Robbins, identified in the record as a witness who serves in the Minnesota state legislature on the Fraud Prevention Committee, said accountability should include prosecution and personnel consequences: "We want to prosecute everyone who's committed a crime, and we want to fire officials in the agencies that are liable for allowing the failure of internal controls," and she said fraudsters "should go to jail."
The committee member pressed that accountability also means restitution and incarceration as deterrence. He criticized presidential clemency, saying it "allows fraudsters to escape accountability altogether," and asked unanimous consent to enter a report titled "Trump's clemency gap, how Trump's pardons are ignoring the people who need them the most" into the record.
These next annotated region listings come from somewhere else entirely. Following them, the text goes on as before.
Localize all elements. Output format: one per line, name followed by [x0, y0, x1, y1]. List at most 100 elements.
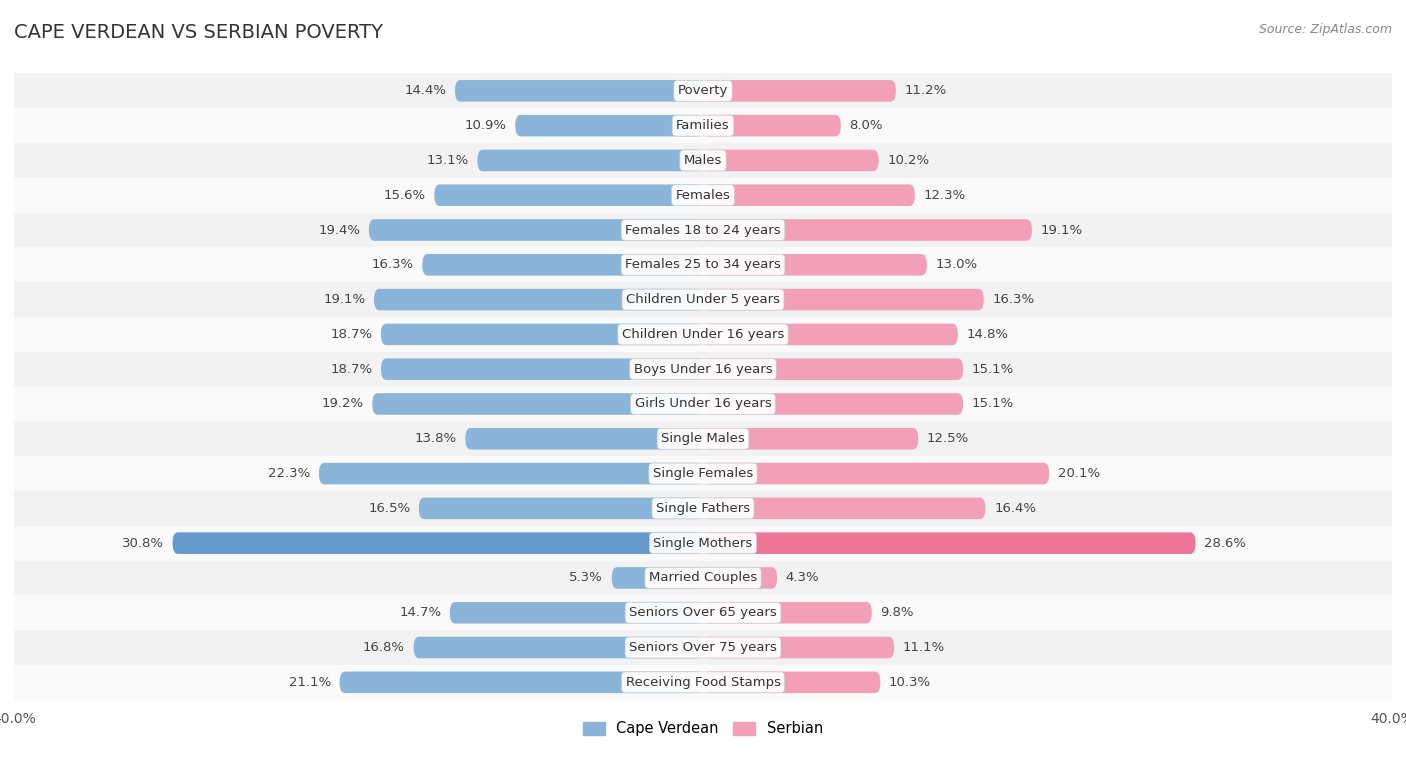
Text: 21.1%: 21.1%	[288, 676, 330, 689]
FancyBboxPatch shape	[703, 219, 1032, 241]
Text: 10.2%: 10.2%	[887, 154, 929, 167]
Text: Seniors Over 75 years: Seniors Over 75 years	[628, 641, 778, 654]
FancyBboxPatch shape	[703, 80, 896, 102]
FancyBboxPatch shape	[703, 637, 894, 658]
Text: 15.6%: 15.6%	[384, 189, 426, 202]
Text: Boys Under 16 years: Boys Under 16 years	[634, 362, 772, 376]
FancyBboxPatch shape	[173, 532, 703, 554]
Text: 16.4%: 16.4%	[994, 502, 1036, 515]
Text: Married Couples: Married Couples	[650, 572, 756, 584]
Bar	[14, 491, 1392, 526]
Bar	[14, 387, 1392, 421]
Text: 19.2%: 19.2%	[322, 397, 364, 411]
Text: 28.6%: 28.6%	[1204, 537, 1246, 550]
FancyBboxPatch shape	[368, 219, 703, 241]
Text: 22.3%: 22.3%	[269, 467, 311, 480]
Text: 10.3%: 10.3%	[889, 676, 931, 689]
Text: 10.9%: 10.9%	[464, 119, 506, 132]
Text: 13.8%: 13.8%	[415, 432, 457, 445]
Text: Single Males: Single Males	[661, 432, 745, 445]
FancyBboxPatch shape	[703, 463, 1049, 484]
Text: Seniors Over 65 years: Seniors Over 65 years	[628, 606, 778, 619]
Bar	[14, 143, 1392, 178]
FancyBboxPatch shape	[419, 497, 703, 519]
Text: Females 25 to 34 years: Females 25 to 34 years	[626, 258, 780, 271]
Text: 16.5%: 16.5%	[368, 502, 411, 515]
Text: 8.0%: 8.0%	[849, 119, 883, 132]
Text: 4.3%: 4.3%	[786, 572, 820, 584]
Text: 11.2%: 11.2%	[904, 84, 946, 97]
FancyBboxPatch shape	[340, 672, 703, 693]
Text: 19.4%: 19.4%	[318, 224, 360, 236]
Bar	[14, 456, 1392, 491]
FancyBboxPatch shape	[703, 254, 927, 276]
FancyBboxPatch shape	[434, 184, 703, 206]
FancyBboxPatch shape	[703, 428, 918, 449]
Text: Poverty: Poverty	[678, 84, 728, 97]
FancyBboxPatch shape	[515, 115, 703, 136]
FancyBboxPatch shape	[450, 602, 703, 624]
FancyBboxPatch shape	[422, 254, 703, 276]
FancyBboxPatch shape	[612, 567, 703, 589]
Text: 20.1%: 20.1%	[1057, 467, 1099, 480]
Text: 5.3%: 5.3%	[569, 572, 603, 584]
Text: 11.1%: 11.1%	[903, 641, 945, 654]
Bar	[14, 108, 1392, 143]
FancyBboxPatch shape	[703, 393, 963, 415]
Text: Females: Females	[675, 189, 731, 202]
Bar	[14, 526, 1392, 561]
Text: Receiving Food Stamps: Receiving Food Stamps	[626, 676, 780, 689]
Text: 18.7%: 18.7%	[330, 362, 373, 376]
FancyBboxPatch shape	[478, 149, 703, 171]
Text: Families: Families	[676, 119, 730, 132]
Text: 14.4%: 14.4%	[405, 84, 446, 97]
Bar	[14, 561, 1392, 595]
Text: Single Mothers: Single Mothers	[654, 537, 752, 550]
FancyBboxPatch shape	[374, 289, 703, 310]
Text: 14.7%: 14.7%	[399, 606, 441, 619]
Text: 30.8%: 30.8%	[122, 537, 165, 550]
Text: 15.1%: 15.1%	[972, 397, 1014, 411]
Text: 13.0%: 13.0%	[935, 258, 977, 271]
Bar	[14, 595, 1392, 630]
Text: 18.7%: 18.7%	[330, 328, 373, 341]
FancyBboxPatch shape	[703, 289, 984, 310]
FancyBboxPatch shape	[381, 324, 703, 345]
Bar	[14, 74, 1392, 108]
Text: 19.1%: 19.1%	[1040, 224, 1083, 236]
Text: 9.8%: 9.8%	[880, 606, 914, 619]
Bar	[14, 421, 1392, 456]
Bar	[14, 247, 1392, 282]
Text: 14.8%: 14.8%	[966, 328, 1008, 341]
FancyBboxPatch shape	[703, 359, 963, 380]
FancyBboxPatch shape	[465, 428, 703, 449]
FancyBboxPatch shape	[703, 567, 778, 589]
Text: CAPE VERDEAN VS SERBIAN POVERTY: CAPE VERDEAN VS SERBIAN POVERTY	[14, 23, 382, 42]
FancyBboxPatch shape	[381, 359, 703, 380]
FancyBboxPatch shape	[703, 149, 879, 171]
FancyBboxPatch shape	[703, 324, 957, 345]
Text: 12.3%: 12.3%	[924, 189, 966, 202]
Text: Females 18 to 24 years: Females 18 to 24 years	[626, 224, 780, 236]
Text: 16.3%: 16.3%	[993, 293, 1035, 306]
FancyBboxPatch shape	[703, 532, 1195, 554]
Text: 16.8%: 16.8%	[363, 641, 405, 654]
FancyBboxPatch shape	[703, 184, 915, 206]
FancyBboxPatch shape	[319, 463, 703, 484]
Bar	[14, 317, 1392, 352]
FancyBboxPatch shape	[703, 672, 880, 693]
Bar	[14, 630, 1392, 665]
FancyBboxPatch shape	[703, 602, 872, 624]
Text: Single Females: Single Females	[652, 467, 754, 480]
Text: 15.1%: 15.1%	[972, 362, 1014, 376]
Bar	[14, 665, 1392, 700]
Bar	[14, 352, 1392, 387]
FancyBboxPatch shape	[703, 115, 841, 136]
Text: 19.1%: 19.1%	[323, 293, 366, 306]
Bar	[14, 178, 1392, 212]
Text: Single Fathers: Single Fathers	[657, 502, 749, 515]
Bar	[14, 212, 1392, 247]
FancyBboxPatch shape	[373, 393, 703, 415]
Text: 13.1%: 13.1%	[426, 154, 468, 167]
Bar	[14, 282, 1392, 317]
The speaker singled out several pardons. He said President Trump pardoned George Santos, alleging Santos "defrauded voters and owed them $370,000 in restitution to victims," and asked the witnesses to raise their hands if they opposed the pardon. When a witness said they would need to "look at the law and the facts of the case," the questioner continued to press for an on-the-record stance. The questioner also cited corporate clemency, saying Trump had pardoned corporations, pointing to crypto company BitMEX and saying it was fined "$100,000,000," and again sought visible opposition from the witnesses. Those asked twice declined to take a public position in response to the prompts recorded in the transcript.
The exchange became heated as the questioner described the refusals as "cowardice" and repeatedly said "Reclaiming my time." The transcript records another participant calling the line of questioning "grandstanding nonsense" and urging decorum.
The committee member also referenced the Jan. 6 anniversary, saying that on the first day of the administration the president pardoned "1,500 insurrectionists," and named Brian Christopher Mok of Minnesota, alleging Mok "kicked, shoved, and threw a flagpole at police officers" during the attack. The questioner said he would take the witnesses' refusal to speak on the record as tacit acceptance of those pardons.
The hearing record shows strong partisan rhetoric and attempts to force public opposition from witnesses who, according to the transcript, declined to take those positions on the record. There were no formal motions or votes in the provided transcript excerpt. The meeting proceeded amid calls for decorum and a brief procedural recognition of "Miss Mace."